Chinatown rings in Lunar New Year with colorful parade – Chicago Tribune newstrendslive

Chinatown came alive Sunday afternoon with explosive color, laughter and music as Chicago celebrated the Lunar New Year with a lively parade.

Brandy Kline, who attended the parade with her 4-year-old, said she had moved to the city from Milwaukee a year and a half ago in order to meet new people and be around different cultures. She now lives in Avondale.

“(We’re) trying to sort of, now that the pandemic feels like it’s coming down, to spread out and spend some time in other neighborhoods, and spend money locally, support all the businesses that are still trying to pull back,” said Kline, who had been carrying her daughter on her shoulders.

Dragons danced up South Wentworth Avenue under red lanterns hanging across the street as people dressed up as rabbits bounced along. This Chinese New Year fell on Jan. 22, marking the beginning of the Year of the Rabbit.

The parade traveled from the intersection of West 24th Street and South Wentworth Avenue north toward the viewing stand at Cermak Road and Wentworth. Marching bands marked the parade with a drumming beat and booming trumpets.

Paradegoers swarmed restaurants and shops as the parade drew to a close around 1:40 p.m. Snow covered the distinctive roofs of the buildings that lined the street, establishments brimming with patrons.

Outside a souvenir shop, Zach Knoch waited with his two sons for his wife and daughter. Knoch told the Tribune he met his wife in China while they were teaching there for a few years. His oldest son is 11 — which makes this his Year of the Rabbit.

Knoch and his wife had been to the Chinese New Year Parade eight years ago and enjoyed it.

“We like Chinese culture, and we decided this was a good year to kind of come back,” he said. “The kids were just the right age, so it was kind of good timing.”

The Knoch family was headed to lunch — dumplings, maybe, said one of the kids as his father chuckled.

Nozomi and Lauren Shirato brought their daughter, who is half-Japanese, to the parade in hopes that she could connect with another Asian culture as an Asian American herself.

Lauren Shirato has lived in Chicago for 20 years, but it’s her first time participating in the New Year parade. In 2022, the family had been eating dim sum during the parade and saw some dragons from afar and decided to come this year to see them up close.

“Our daughter’s age — she’s 3 ½ — so she can kind of understand,” Nozomi Shirato said. “She celebrates the Chinese New Year at her day care, so she’s more aware of her East Asian identity. So I think she really enjoyed coming here.”

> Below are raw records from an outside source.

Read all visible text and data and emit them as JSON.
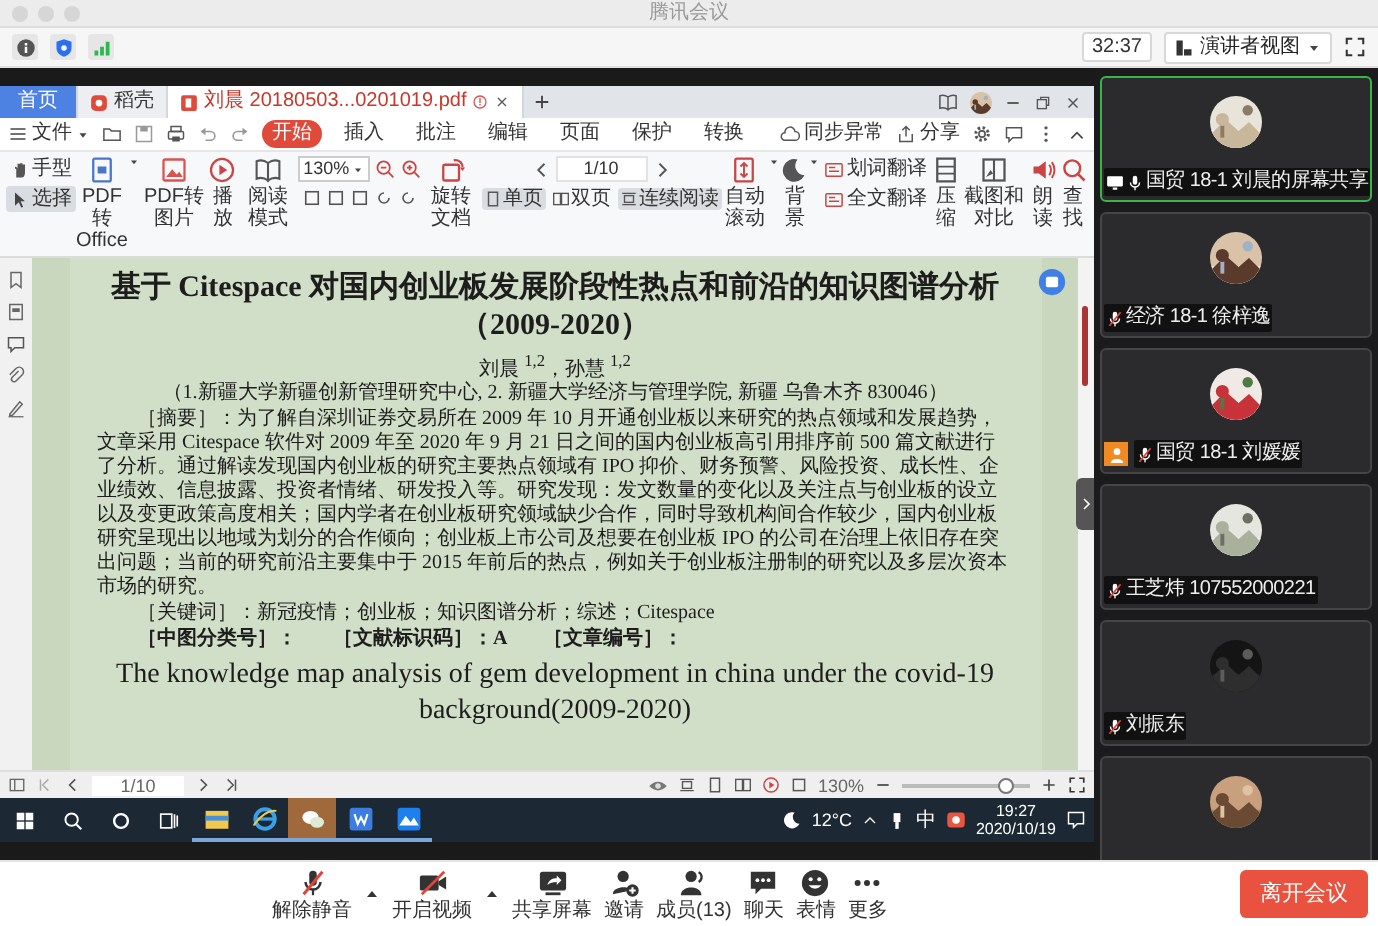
{
  "window": {
    "title": "腾讯会议"
  },
  "meeting_bar": {
    "timer": "32:37",
    "view_mode": "演讲者视图"
  },
  "shared_screen": {
    "tabs": [
      {
        "label": "首页",
        "kind": "home",
        "selected": false
      },
      {
        "label": "稻壳",
        "kind": "docer",
        "selected": false
      },
      {
        "label": "刘晨 20180503...0201019.pdf",
        "kind": "pdf",
        "selected": true
      }
    ],
    "file_menu": "文件",
    "menu": [
      {
        "label": "开始",
        "selected": true
      },
      {
        "label": "插入",
        "selected": false
      },
      {
        "label": "批注",
        "selected": false
      },
      {
        "label": "编辑",
        "selected": false
      },
      {
        "label": "页面",
        "selected": false
      },
      {
        "label": "保护",
        "selected": false
      },
      {
        "label": "转换",
        "selected": false
      }
    ],
    "sync_status": "同步异常",
    "share": "分享",
    "ribbon": [
      {
        "kind": "stack",
        "items": [
          {
            "label": "手型",
            "selected": false
          },
          {
            "label": "选择",
            "selected": true
          }
        ]
      },
      {
        "kind": "tool",
        "label": "PDF转Office",
        "dropdown": true
      },
      {
        "kind": "tool",
        "label": "PDF转图片"
      },
      {
        "kind": "tool",
        "label": "播放"
      },
      {
        "kind": "tool",
        "label": "阅读模式"
      },
      {
        "kind": "zoom",
        "value": "130%"
      },
      {
        "kind": "tool",
        "label": "旋转文档"
      },
      {
        "kind": "pager",
        "page": "1/10",
        "modes": [
          {
            "label": "单页",
            "selected": true
          },
          {
            "label": "双页",
            "selected": false
          },
          {
            "label": "连续阅读",
            "selected": true
          }
        ]
      },
      {
        "kind": "tool",
        "label": "自动滚动",
        "dropdown": true
      },
      {
        "kind": "tool",
        "label": "背景",
        "dropdown": true
      },
      {
        "kind": "stack",
        "items": [
          {
            "label": "划词翻译",
            "selected": false
          },
          {
            "label": "全文翻译",
            "selected": false
          }
        ]
      },
      {
        "kind": "tool",
        "label": "压缩"
      },
      {
        "kind": "tool",
        "label": "截图和对比"
      },
      {
        "kind": "tool",
        "label": "朗读"
      },
      {
        "kind": "tool",
        "label": "查找"
      }
    ],
    "document": {
      "title": "基于 Citespace 对国内创业板发展阶段性热点和前沿的知识图谱分析（2009-2020）",
      "authors": "刘晨 $^{1,2}$，孙慧 $^{1,2}$",
      "affiliation": "（1.新疆大学新疆创新管理研究中心, 2. 新疆大学经济与管理学院, 新疆 乌鲁木齐 830046）",
      "abstract": "［摘要］：为了解自深圳证券交易所在 2009 年 10 月开通创业板以来研究的热点领域和发展趋势，文章采用 Citespace 软件对 2009 年至 2020 年 9 月 21 日之间的国内创业板高引用排序前 500 篇文献进行了分析。通过解读发现国内创业板的研究主要热点领域有 IPO 抑价、财务预警、风险投资、成长性、企业绩效、信息披露、投资者情绪、研发投入等。研究发现：发文数量的变化以及关注点与创业板的设立以及变更政策高度相关；国内学者在创业板研究领域缺少合作，同时导致机构间合作较少，国内创业板研究呈现出以地域为划分的合作倾向；创业板上市公司及想要在创业板 IPO 的公司在治理上依旧存在突出问题；当前的研究前沿主要集中于 2015 年前后的热点，例如关于创业板注册制的研究以及多层次资本市场的研究。",
      "keywords": "［关键词］：新冠疫情；创业板；知识图谱分析；综述；Citespace",
      "classification": [
        "［中图分类号］：",
        "［文献标识码］：A",
        "［文章编号］："
      ],
      "english_title": "The knowledge map analysis of gem development in china under the covid-19 background(2009-2020)"
    },
    "status_bar": {
      "page": "1/10",
      "zoom": "130%",
      "level": 0.82
    },
    "taskbar": {
      "apps": [
        {
          "selected": false
        },
        {
          "selected": false
        },
        {
          "selected": true
        },
        {
          "selected": false
        },
        {
          "selected": false
        }
      ],
      "weather": "12°C",
      "ime": "中",
      "time": "19:27",
      "date": "2020/10/19"
    }
  },
  "participants": [
    {
      "name": "国贸 18-1 刘晨的屏幕共享",
      "sharing": true,
      "muted": false,
      "badge": false,
      "selected": true
    },
    {
      "name": "经济 18-1 徐梓逸",
      "sharing": false,
      "muted": true,
      "badge": false,
      "selected": false
    },
    {
      "name": "国贸 18-1 刘媛媛",
      "sharing": false,
      "muted": true,
      "badge": true,
      "selected": false
    },
    {
      "name": "王芝炜 107552000221",
      "sharing": false,
      "muted": true,
      "badge": false,
      "selected": false
    },
    {
      "name": "刘振东",
      "sharing": false,
      "muted": true,
      "badge": false,
      "selected": false
    },
    {
      "selected": false
    }
  ],
  "controls": [
    {
      "label": "解除静音",
      "menu": true
    },
    {
      "label": "开启视频",
      "menu": true
    },
    {
      "label": "共享屏幕"
    },
    {
      "label": "邀请"
    },
    {
      "label": "成员(13)"
    },
    {
      "label": "聊天"
    },
    {
      "label": "表情"
    },
    {
      "label": "更多"
    }
  ],
  "leave_button": "离开会议"
}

The only disappointing aspect to the day, Lauren Shirato said, was the long wait times at restaurants and stores in Chinatown after the parade. But the family was able to enjoy some dim sum nonetheless.

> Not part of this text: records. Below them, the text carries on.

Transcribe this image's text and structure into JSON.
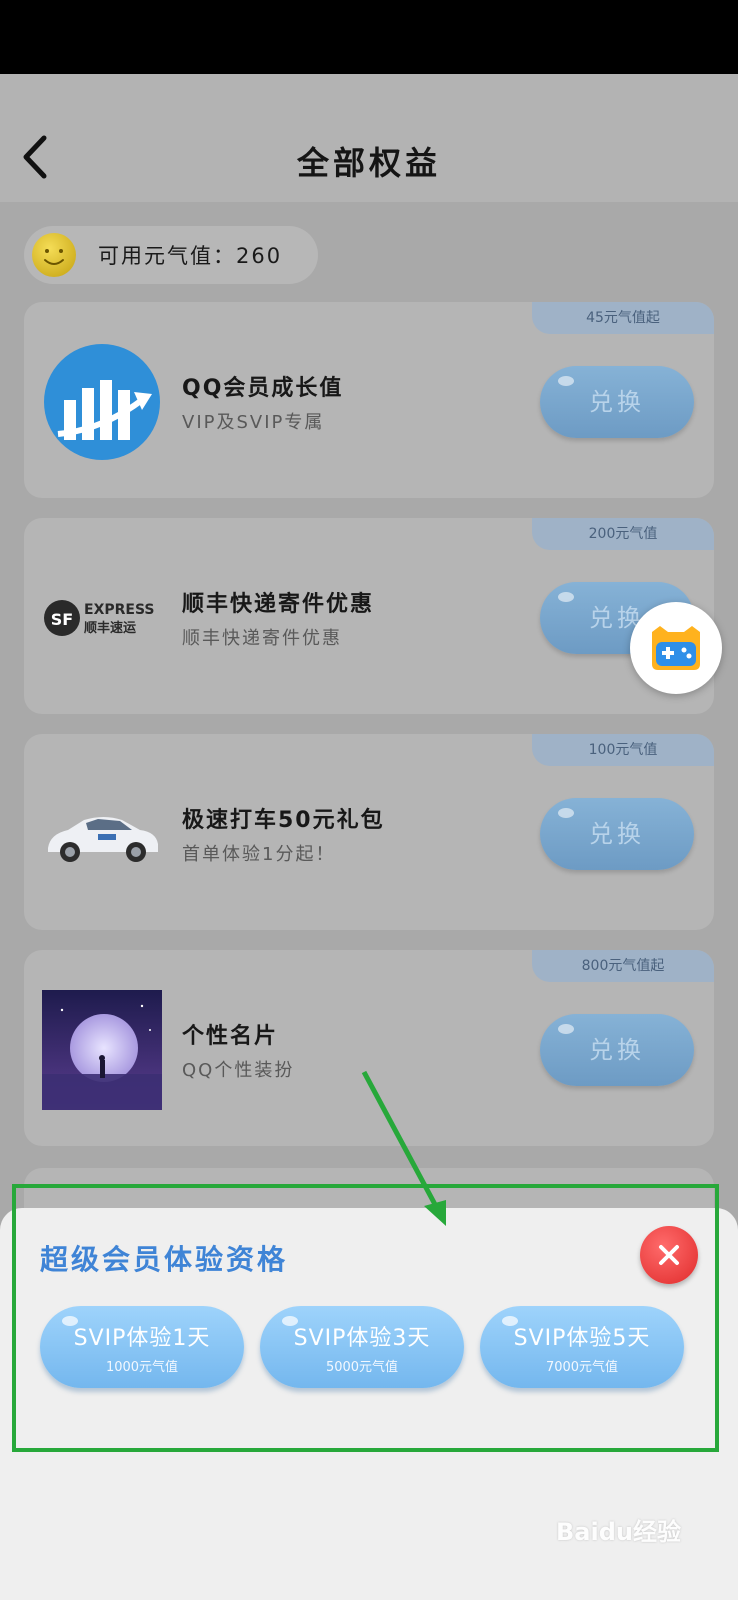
{
  "header": {
    "title": "全部权益"
  },
  "energy": {
    "label": "可用元气值：260"
  },
  "cards": [
    {
      "tag": "45元气值起",
      "title": "QQ会员成长值",
      "subtitle": "VIP及SVIP专属",
      "button": "兑换",
      "image": "growth-chart-logo"
    },
    {
      "tag": "200元气值",
      "title": "顺丰快递寄件优惠",
      "subtitle": "顺丰快递寄件优惠",
      "button": "兑换",
      "image": "sf-express-logo"
    },
    {
      "tag": "100元气值",
      "title": "极速打车50元礼包",
      "subtitle": "首单体验1分起！",
      "button": "兑换",
      "image": "car-image"
    },
    {
      "tag": "800元气值起",
      "title": "个性名片",
      "subtitle": "QQ个性装扮",
      "button": "兑换",
      "image": "moon-night-image"
    }
  ],
  "sf_logo": {
    "sf": "SF",
    "express": "EXPRESS",
    "cn": "顺丰速运"
  },
  "sheet": {
    "title": "超级会员体验资格",
    "options": [
      {
        "title": "SVIP体验1天",
        "cost": "1000元气值"
      },
      {
        "title": "SVIP体验3天",
        "cost": "5000元气值"
      },
      {
        "title": "SVIP体验5天",
        "cost": "7000元气值"
      }
    ]
  },
  "watermark": {
    "text": "Baidu经验"
  },
  "colors": {
    "accent": "#3f84d6",
    "button": "#74b7ee",
    "close": "#e02b2b",
    "highlight": "#27a83a"
  }
}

Marchers wear rabbit ears for the Year of the Rabbit during the Lunar New Year Parade through Chicago's Chinatown on Jan. 29, 2023.
Performers play music during lion dances on Jan. 29, 2023, at Chinatown's Lunar New Year Parade.

Grace Shi, 22, said watching the parade was very nostalgic because she has seen it every year since she was little. She lives in Brighton Park but spends a lot of time in Chinatown, she said, since it’s where her family goes to church.

“It’s different now that I’m older, but it was still really nostalgic and really fun for me to watch” the parade, she said.

Shi talked about the Jan. 21 shooting in Monterey Park, California, in which a gunman killed 11 people at a ballroom dance studio on the eve of Lunar New Year.

“I think it was obviously a very tragic event, and it was heartbreaking for a lot of us in the community. Because I think since COVID, there’s just been a lot of Asian hate in general,” she said. “I mean, the shooting was a separate event, because it was not necessarily a hate crime.”

But, she added, the tragedy underscored the mental health crisis happening in the Asian community in the United States.

“I think it’s easy to get wrapped up in all the negatives because of what’s been going on lately,” Shi said. “So having some positivity and looking forward to a new year, a better year, really helps us get through.”